D ie kurze, noch verbleibende Vorschulzeit in der ersten Hälfte des Jahres 1974 verbrachte ich kaum im Kindergarten. Häufig musste ich zu Hause bleiben – in meinem Bett. Wie schon seit frühen Kindheitstagen, löste eine Krankheit die andere ab: Bronchitis, Grippe, Husten, Fieber. Ich war in dieser Zeit häufiger krank als gesund. Noch wusste ich nicht, dass meine leibliche Mutter mir auch ein anfälliges Herz vererbt hatte. Jedenfalls war es ein Segen, dass sich meine neue Großmutter mit großer Zuwendung um mich kümmerte.

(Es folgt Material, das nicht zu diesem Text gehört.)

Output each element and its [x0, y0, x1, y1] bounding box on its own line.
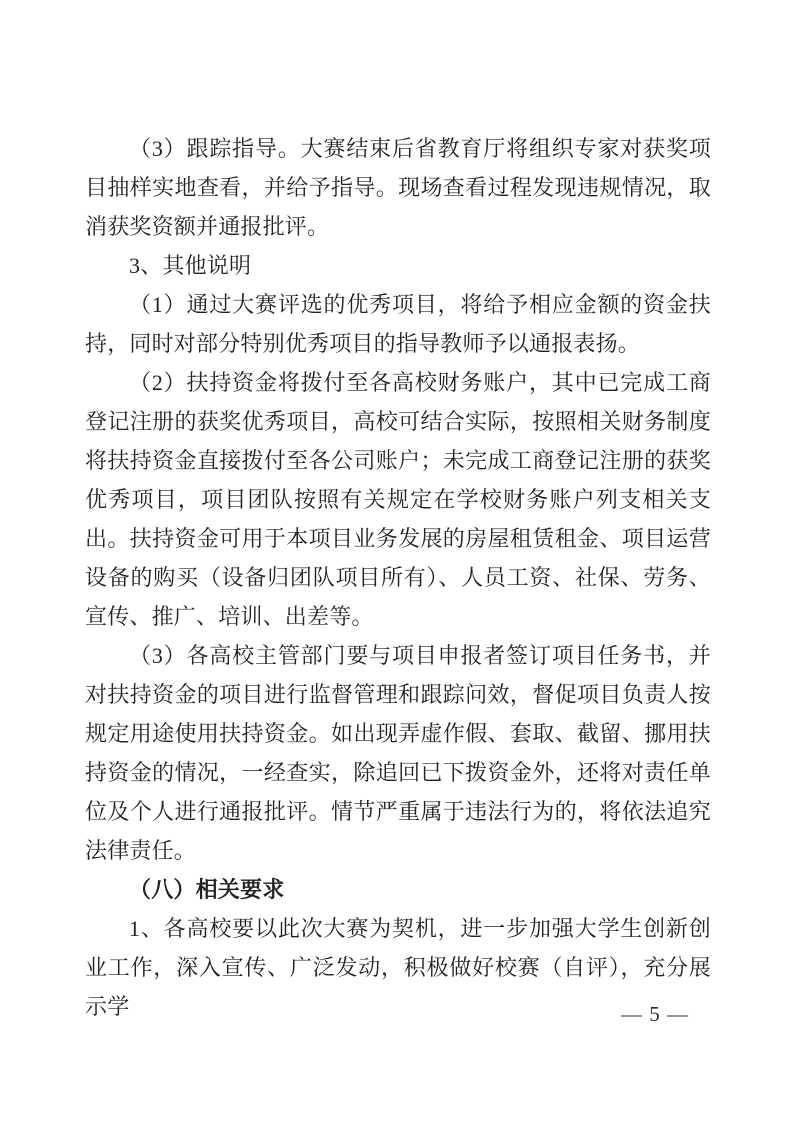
- paragraph-tracking-guidance: （3）跟踪指导。大赛结束后省教育厅将组织专家对获奖项目抽样实地查看，并给予指导。现场查看过程发现违规情况，取消获奖资额并通报批评。: [85, 136, 711, 239]
- paragraph-requirement-1: 1、各高校要以此次大赛为契机，进一步加强大学生创新创业工作，深入宣传、广泛发动，积极做好校赛（自评），充分展示学: [85, 916, 711, 1019]
- subheading-other-notes: 3、其他说明: [129, 253, 252, 278]
- page-number: — 5 —: [621, 1002, 689, 1026]
- section-heading-related-requirements: （八）相关要求: [129, 877, 285, 902]
- paragraph-funding-transfer-and-usage: （2）扶持资金将拨付至各高校财务账户，其中已完成工商登记注册的获奖优秀项目，高校可结合实际，按照相关财务制度将扶持资金直接拨付至各公司账户；未完成工商登记注册的获奖优秀项目，项目团队按照有关规定在学校财务账户列支相关支出。扶持资金可用于本项目业务发展的房屋租赁租金、项目运营设备的购买（设备归团队项目所有）、人员工资、社保、劳务、宣传、推广、培训、出差等。: [85, 370, 711, 629]
- paragraph-funding-award: （1）通过大赛评选的优秀项目，将给予相应金额的资金扶持，同时对部分特别优秀项目的指导教师予以通报表扬。: [85, 292, 711, 356]
- paragraph-supervision-and-penalty: （3）各高校主管部门要与项目申报者签订项目任务书，并对扶持资金的项目进行监督管理和跟踪问效，督促项目负责人按规定用途使用扶持资金。如出现弄虚作假、套取、截留、挪用扶持资金的情况，一经查实，除追回已下拨资金外，还将对责任单位及个人进行通报批评。情节严重属于违法行为的，将依法追究法律责任。: [85, 643, 711, 863]
- document-body: [85, 129, 711, 1026]
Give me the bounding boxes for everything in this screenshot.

Meine Mutti kam in der Regel erst mittags, nach dem Unterricht. Damit war ihr Arbeitstag allerdings noch nicht beendet. Zu Hause verbrachte sie viele Stunden am Schreibtisch, um den Unterricht für den nächsten Tag vorzubereiten. Zeitaufwendig war auch ihre Funktion als Parteisekretärin der Schule. Erst viel später erfuhr ich, dass zu ihren Aufgaben auch gehörte, Berichte über das Verhalten und die Leistungen der Schüler zu verfassen, die sicher nicht ohne Einfluss auf deren weiteren Werdegang blieben. Hinzu kamen fortwährend Versammlungen, Besprechungen und öffentliche Veranstaltungen, die meine Mutti in Beschlag nahmen. Vati beklagte sich immer mal wieder, dass seine Frau wegen der »Scheißparteiarbeit« überhaupt keine Freizeit mehr habe.

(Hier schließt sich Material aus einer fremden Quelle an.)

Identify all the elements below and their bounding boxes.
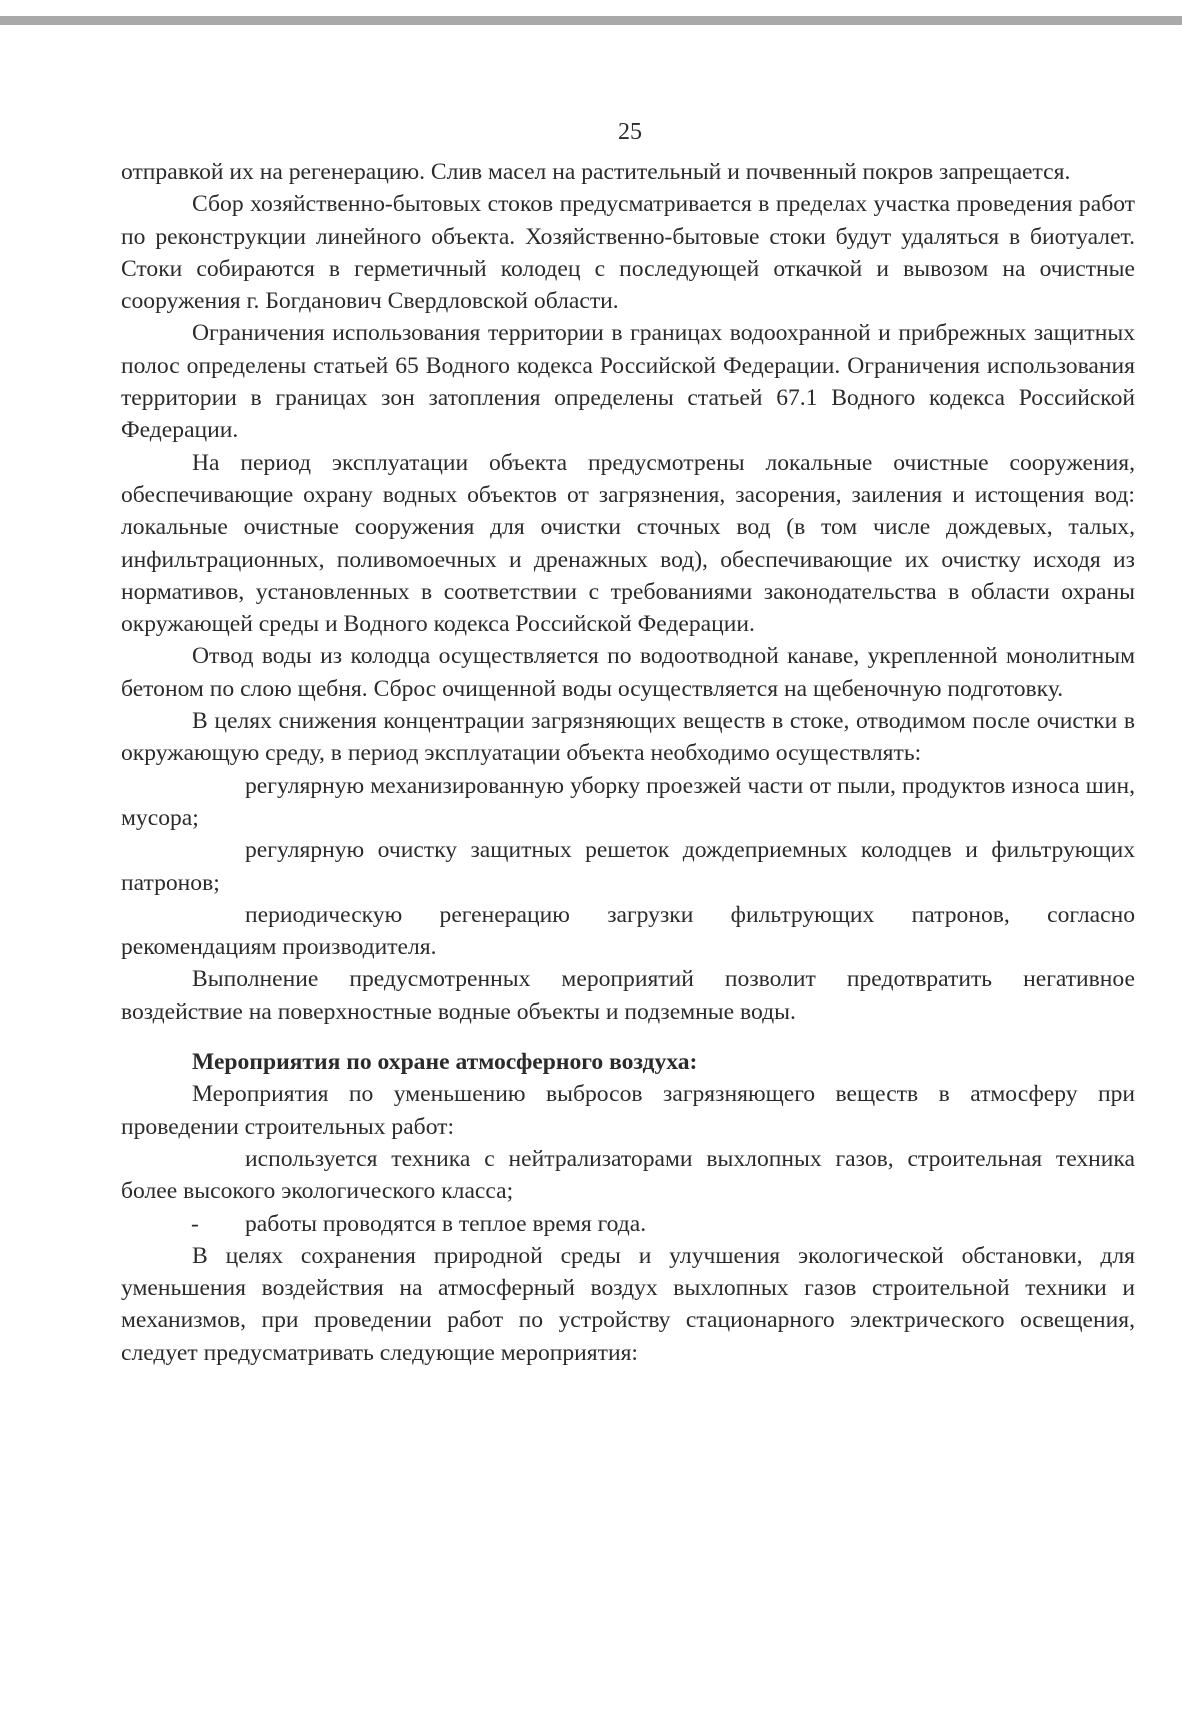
section-heading-air-protection: Мероприятия по охране атмосферного воздуха:: [192, 1049, 698, 1076]
paragraph-domestic-sewage: Сбор хозяйственно-бытовых стоков предусматривается в пределах участка проведения работ по реконструкции линейного объекта. Хозяйственно-бытовые стоки будут удаляться в биотуалет. Стоки собираются в герметичный колодец с последующей откачкой и вывозом на очистные сооружения г. Богданович Свердловской области.: [121, 191, 1135, 315]
paragraph-oil-disposal: отправкой их на регенерацию. Слив масел на растительный и почвенный покров запрещается.: [121, 159, 1071, 185]
list-item-grate-cleaning: регулярную очистку защитных решеток дождеприемных колодцев и фильтрующих патронов;: [121, 837, 1135, 896]
list-item-text: работы проводятся в теплое время года.: [245, 1210, 647, 1237]
paragraph-pollutant-reduction: В целях снижения концентрации загрязняющих веществ в стоке, отводимом после очистки в окружающую среду, в период эксплуатации объекта необходимо осуществлять:: [121, 708, 1135, 767]
paragraph-local-treatment-facilities: На период эксплуатации объекта предусмотрены локальные очистные сооружения, обеспечивающие охрану водных объектов от загрязнения, засорения, заиления и истощения вод: локальные очистные сооружения для очистки сточных вод (в том числе дождевых, талых, инфильтрационных, поливомоечных и дренажных вод), обеспечивающие их очистку исходя из нормативов, установленных в соответствии с требованиями законодательства в области охраны окружающей среды и Водного кодекса Российской Федерации.: [121, 449, 1135, 638]
page-number: 25: [618, 119, 642, 145]
paragraph-water-protection-zones: Ограничения использования территории в границах водоохранной и прибрежных защитных полос определены статьей 65 Водного кодекса Российской Федерации. Ограничения использования территории в границах зон затопления определены статьей 67.1 Водного кодекса Российской Федерации.: [121, 320, 1135, 444]
list-item-exhaust-neutralizers: используется техника с нейтрализаторами выхлопных газов, строительная техника более высокого экологического класса;: [121, 1145, 1135, 1205]
paragraph-water-drainage: Отвод воды из колодца осуществляется по водоотводной канаве, укрепленной монолитным бетоном по слою щебня. Сброс очищенной воды осуществляется на щебеночную подготовку.: [121, 643, 1135, 702]
paragraph-environment-preservation: В целях сохранения природной среды и улучшения экологической обстановки, для уменьшения воздействия на атмосферный воздух выхлопных газов строительной техники и механизмов, при проведении работ по устройству стационарного электрического освещения, следует предусматривать следующие мероприятия:: [121, 1242, 1135, 1366]
document-body: [121, 156, 1135, 1369]
list-item-road-cleaning: регулярную механизированную уборку проезжей части от пыли, продуктов износа шин, мусора;: [121, 772, 1135, 831]
paragraph-emission-reduction: Мероприятия по уменьшению выбросов загрязняющего веществ в атмосферу при проведении строительных работ:: [121, 1081, 1135, 1140]
list-item-warm-season: [121, 1208, 1135, 1240]
list-item-filter-regeneration: периодическую регенерацию загрузки фильтрующих патронов, согласно рекомендациям производителя.: [121, 901, 1135, 961]
scan-top-edge: [0, 16, 1182, 25]
list-dash: -: [191, 1210, 199, 1237]
paragraph-measures-effect: Выполнение предусмотренных мероприятий позволит предотвратить негативное воздействие на поверхностные водные объекты и подземные воды.: [121, 966, 1135, 1025]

Dabei legte Mutti größten Wert darauf, dass sie auch als Hausfrau den Anforderungen gerecht wurde. In unserem Heim führte ohne Zweifel
sie
die Regie, und es war ein strenges Kommando. Peinlich genau war sie darauf bedacht, dass in ihrem Haushalt Ordnung herrschte. Und dabei sollte ich als Helferin fungieren, sobald ich wieder genesen war.
In den ersten Jahren machte mir das großen Spaß. Ich war sogar stolz, dass Mutti mir eigene Aufgaben übertrug und mir zutraute, ihr zur Hand zu gehen. Gemeinsam mit ihr putzte und räumte ich bereitwillig auf. Auch in dieser Disziplin blieb sie ganz Lehrerin und unterrichtete mich, wie ich fegen, aufräumen und abtrocknen sollte. Anfangs erledigten wir die Hausarbeit noch Hand in Hand, und ich fühlte mich angenommen und aufgewertet.
Die ersten Schneeglöckchen und Krokusse streckten in unserem Vorgarten schon vorsichtig ihre grünen Spitzen aus der Erde. Eines Nachmittags ließ Mutti ihren Schreibkram liegen, packte mich in meinen warmen Mantel und nahm mich an der Hand, um mich zu ihrem Besuch bei einer befreundeten Familie mitzunehmen.